If there's one thing that's standing between us and the dream of safe long-haul space travel, it's the threat of radiation in space – which can seriously endanger astronauts' health once they pass outside of Earth's protective magnetosphere for any extended period.
While fixing that problem won't be easy, a new invention from scientists in Australia could indicate a new avenue for mitigating at least some of the radiation in space, thanks to a nano-material that can alternate between reflecting and transmitting light.
Led by physicists Yuri Kivshar and Lei Xu from Australian National University (ANU), the team says their metasurface is so small that hundreds of layers of it could fit on the tip of a needle, meaning the material could readily be applied to any surface or structure, including spacesuits.

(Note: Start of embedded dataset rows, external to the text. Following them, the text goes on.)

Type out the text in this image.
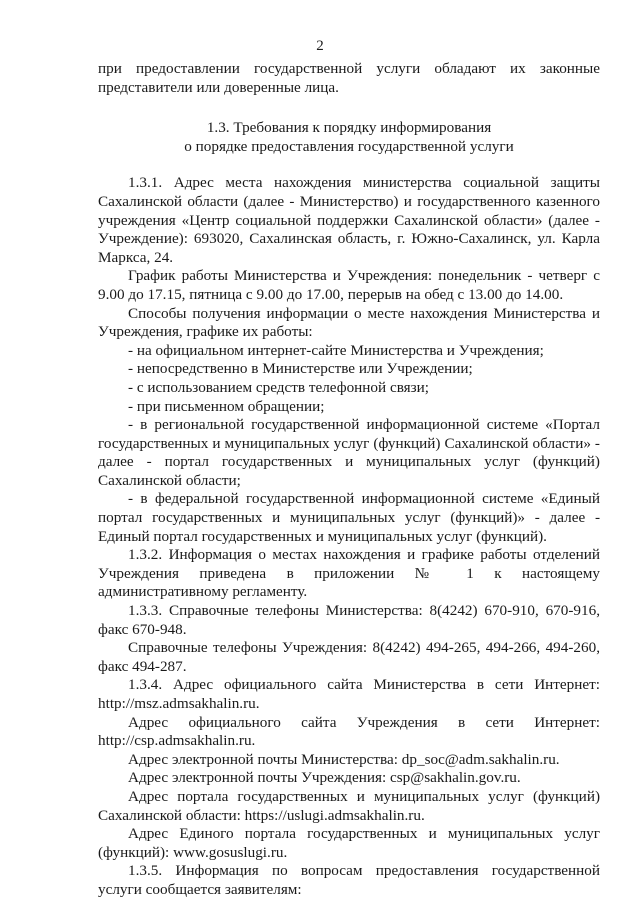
2

при предоставлении государственной услуги обладают их законные представители или доверенные лица.

1.3. Требования к порядку информирования
о порядке предоставления государственной услуги

1.3.1. Адрес места нахождения министерства социальной защиты Сахалинской области (далее - Министерство) и государственного казенного учреждения «Центр социальной поддержки Сахалинской области» (далее - Учреждение): 693020, Сахалинская область, г. Южно-Сахалинск, ул. Карла Маркса, 24.

График работы Министерства и Учреждения: понедельник - четверг с 9.00 до 17.15, пятница с 9.00 до 17.00, перерыв на обед с 13.00 до 14.00.

Способы получения информации о месте нахождения Министерства и Учреждения, графике их работы:

- на официальном интернет-сайте Министерства и Учреждения;

- непосредственно в Министерстве или Учреждении;

- с использованием средств телефонной связи;

- при письменном обращении;

- в региональной государственной информационной системе «Портал государственных и муниципальных услуг (функций) Сахалинской области» - далее - портал государственных и муниципальных услуг (функций) Сахалинской области;

- в федеральной государственной информационной системе «Единый портал государственных и муниципальных услуг (функций)» - далее - Единый портал государственных и муниципальных услуг (функций).

1.3.2. Информация о местах нахождения и графике работы отделений Учреждения приведена в приложении № 1 к настоящему административному регламенту.

1.3.3. Справочные телефоны Министерства: 8(4242) 670-910, 670-916, факс 670-948.

Справочные телефоны Учреждения: 8(4242) 494-265, 494-266, 494-260, факс 494-287.

1.3.4. Адрес официального сайта Министерства в сети Интернет: http://msz.admsakhalin.ru.

Адрес официального сайта Учреждения в сети Интернет: http://csp.admsakhalin.ru.

Адрес электронной почты Министерства: dp_soc@adm.sakhalin.ru.

Адрес электронной почты Учреждения: csp@sakhalin.gov.ru.

Адрес портала государственных и муниципальных услуг (функций) Сахалинской области: https://uslugi.admsakhalin.ru.

Адрес Единого портала государственных и муниципальных услуг (функций): www.gosuslugi.ru.

1.3.5. Информация по вопросам предоставления государственной услуги сообщается заявителям:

"Our invention has a lot of potential applications," says Mohsen Rahmani, one of the researchers, "such as protecting astronauts or satellites with an ultra-thin film that can be adjusted to reflect various dangerous ultraviolet or infrared radiation in different environments."
It's worth pointing out that the nano-material at present can't shield all the harmful effects of cosmic radiation, as it only blocks light – not the harmful, massive particles that make up cosmic rays. But it's a promising way to curb harmful light that could also be dangerous to space travellers.
The key to the nano-material's protective powers is temperature. When the device is heated or cooled, the surface – composed of a 2D lattice of nanoparticles – can be reversibly tuned to either reflect or conduct light waves, including visible light.
What that means is that, in addition to shielding astronauts from cosmic rays, the technology could also be implemented back on Earth for somewhat less dramatic purposes, where the tuning mechanism could be used to transform surfaces between opaque and transparent states.
"For instance, you could have a window that can turn into a mirror in a bathroom on demand," says another member of the team, Andrey Miroshnichenko, "or control the amount of light passing through your house windows in different seasons."
The researchers think that these kinds of applications could lead to new directions in architecture, with reversible mirror/windows that change as needed during the day, potentially cutting down on energy costs by facilitating natural lighting and heating in place of electric substitutes.
Of course, you'd still need to heat or cool the nano-material to trigger the transition in the metasurface, but the team says doing so is relatively easy.
"Much like your car has a series of parallel resistive wires on the back windscreen to defog the rear view, a similar arrangement could be used with our invention to confine the temperature control to a precise location," says Lei Xu.
The device builds on previous research by the team that used similar principles to develop nano-crystals capable of converting invisible light into visible light – which could one day lead to an ultra-thin coating on regular glasses that could effectively turn people's glasses into night vision goggles.
As Fiona MacDonald reported for us late last year:
"In addition to helping build the next-generation of night-vision glasses, the crystal could be used to twist light in all kinds of useful ways.
For example, those holograms on bank notes that prove they're not counterfeit could be created from these light-bending crystals. And they could also produce powerful new holograms."
At present, the nano-material layer has only been demonstrated in the lab, but the team says with the right investment, it might only be two to three years before their metasurface could be in production – which could revolutionise space travel (and the humble window) as we know it.
You can find out more about the nano-material in the video below:
The findings are reported in Advanced Functional Materials.
Edit: this article has been updated to clarify that the invention can't protect astronauts from all aspects of cosmic radiation.